The puzzle is especially perplexing since societies and companies are going cashless, given the boom in payments by cards and cellphone apps. The value of US dollars in circulation hit about $1.7 trillion last year ($12.4 billion of it in $1 bills; $1.3 trillion of it in $100 bills) according to the U.S. Federal Reserve. That is up from $1.2 trillion in 2013.

A Federal Reserve economist wrote recently that about 60% of all U.S. currency, and about 75% of $100 bills, had left the country by the end of 2016—for a total of about $900 billion in U.S. dollars kept overseas. Socking those bills away is seen as providing some protection against economic turmoil, especially in countries with a record of instability in their own financial systems.

In Australia, the stock of bank notes on issue relative to the size of the economy is near the highest it has been in 50 years, said Philip Lowe, governor of Australia’s central bank. He showed off newly printed bank notes to diners at a recent event in Melbourne and estimated that about $2,000 in printed bills exists for every Australian.

Following the money trail can often mean encountering a motley cast of characters that wouldn’t look out of place in a detective novel. Dollar bills are often grease for criminal gangs and tax cheats. They are also popular with collectors who worry about a future collapse of the financial system.

Bankers aren’t just hunting down cash to satisfy their own curiosity. If central banks don’t know how much cash is out there, they could print too much currency and bring on inflation.

In September, a court in Germany ruled on a case brought by a man who stuffed more than 500,000 euros in a faulty boiler only to see it incinerated when a friend made a repair on a cold day while he was on vacation. The man sued his friend for the value of the lost bank notes plus interest. He lost. The German central bank thinks more than 150 billion euros are being hoarded in Germany.

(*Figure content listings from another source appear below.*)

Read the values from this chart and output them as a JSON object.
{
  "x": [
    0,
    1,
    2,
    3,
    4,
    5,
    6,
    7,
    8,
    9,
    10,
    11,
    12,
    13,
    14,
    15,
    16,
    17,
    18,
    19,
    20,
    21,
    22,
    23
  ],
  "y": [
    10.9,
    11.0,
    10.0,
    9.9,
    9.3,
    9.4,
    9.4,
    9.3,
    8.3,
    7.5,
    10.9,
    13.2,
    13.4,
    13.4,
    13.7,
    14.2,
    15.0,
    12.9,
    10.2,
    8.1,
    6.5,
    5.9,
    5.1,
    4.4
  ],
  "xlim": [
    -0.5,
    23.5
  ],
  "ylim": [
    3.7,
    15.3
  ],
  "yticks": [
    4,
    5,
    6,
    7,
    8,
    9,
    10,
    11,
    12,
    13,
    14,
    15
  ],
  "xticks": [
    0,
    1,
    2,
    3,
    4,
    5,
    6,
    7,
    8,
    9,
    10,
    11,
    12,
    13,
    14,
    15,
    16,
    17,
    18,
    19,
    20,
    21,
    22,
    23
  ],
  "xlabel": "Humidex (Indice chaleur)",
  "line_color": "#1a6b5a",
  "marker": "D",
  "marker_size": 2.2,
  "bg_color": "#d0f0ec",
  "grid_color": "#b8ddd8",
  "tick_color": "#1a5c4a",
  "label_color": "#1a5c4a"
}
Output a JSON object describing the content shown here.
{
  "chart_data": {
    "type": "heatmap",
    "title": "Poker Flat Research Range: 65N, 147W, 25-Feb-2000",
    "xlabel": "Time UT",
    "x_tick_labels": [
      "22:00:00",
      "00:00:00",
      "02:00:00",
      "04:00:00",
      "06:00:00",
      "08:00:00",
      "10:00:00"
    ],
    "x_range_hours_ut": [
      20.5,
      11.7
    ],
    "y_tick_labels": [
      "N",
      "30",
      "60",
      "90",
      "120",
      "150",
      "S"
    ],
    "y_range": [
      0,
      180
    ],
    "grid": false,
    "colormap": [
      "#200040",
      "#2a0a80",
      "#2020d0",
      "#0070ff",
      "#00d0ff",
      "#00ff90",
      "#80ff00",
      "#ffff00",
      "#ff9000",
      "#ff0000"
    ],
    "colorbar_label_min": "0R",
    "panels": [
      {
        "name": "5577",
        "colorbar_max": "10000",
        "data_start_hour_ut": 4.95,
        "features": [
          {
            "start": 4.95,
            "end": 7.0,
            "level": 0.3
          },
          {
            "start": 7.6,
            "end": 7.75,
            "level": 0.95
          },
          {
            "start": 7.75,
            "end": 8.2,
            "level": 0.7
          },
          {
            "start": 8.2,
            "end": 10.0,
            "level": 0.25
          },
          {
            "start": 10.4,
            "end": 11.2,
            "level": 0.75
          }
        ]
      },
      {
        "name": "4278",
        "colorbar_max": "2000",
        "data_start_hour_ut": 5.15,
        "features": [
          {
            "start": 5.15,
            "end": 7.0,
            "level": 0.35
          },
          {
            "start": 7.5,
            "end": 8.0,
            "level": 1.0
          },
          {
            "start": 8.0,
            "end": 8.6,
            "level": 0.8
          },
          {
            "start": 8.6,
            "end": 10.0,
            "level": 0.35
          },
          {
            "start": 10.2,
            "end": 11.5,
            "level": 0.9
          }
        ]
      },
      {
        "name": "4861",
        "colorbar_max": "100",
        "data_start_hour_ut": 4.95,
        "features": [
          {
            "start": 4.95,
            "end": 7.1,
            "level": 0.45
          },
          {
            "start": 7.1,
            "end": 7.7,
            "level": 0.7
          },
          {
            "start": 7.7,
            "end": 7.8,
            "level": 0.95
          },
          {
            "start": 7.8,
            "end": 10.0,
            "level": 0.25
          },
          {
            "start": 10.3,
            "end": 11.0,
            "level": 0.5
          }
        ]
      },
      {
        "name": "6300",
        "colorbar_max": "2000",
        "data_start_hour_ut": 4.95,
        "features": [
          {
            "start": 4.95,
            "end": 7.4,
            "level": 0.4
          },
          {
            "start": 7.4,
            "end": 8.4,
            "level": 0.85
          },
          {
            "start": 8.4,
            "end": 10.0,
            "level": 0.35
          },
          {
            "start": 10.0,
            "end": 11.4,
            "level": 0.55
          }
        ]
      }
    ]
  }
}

Australia’s central bank says its best guess is that only around a quarter of the bank notes in circulation are used for everyday transactions. Up to 8% of cash is used in the shadow economy—tax avoidance or illegal payments—while as much as 10% could have been lost. That is $7.6 billion Australian dollars ($5.2 billion) missing.

Demand for high-denomination bank notes tends to rise when interest rates are low, households feel distrustful of the banking system or people want to make transactions anonymously.  For example, hoarding of cash jumped around the year 2000, likely motivated by fear of the Y2K bug infecting computer systems, the bursting of the dot-com bubble, the September 11 terrorist attacks and introduction of the euro. Then the financial crisis that began in 2007 encouraged people to stash even more.

In the final analysis, most central bankers admit: “We can’t fully explain why holdings of cash are rising and where they are going.”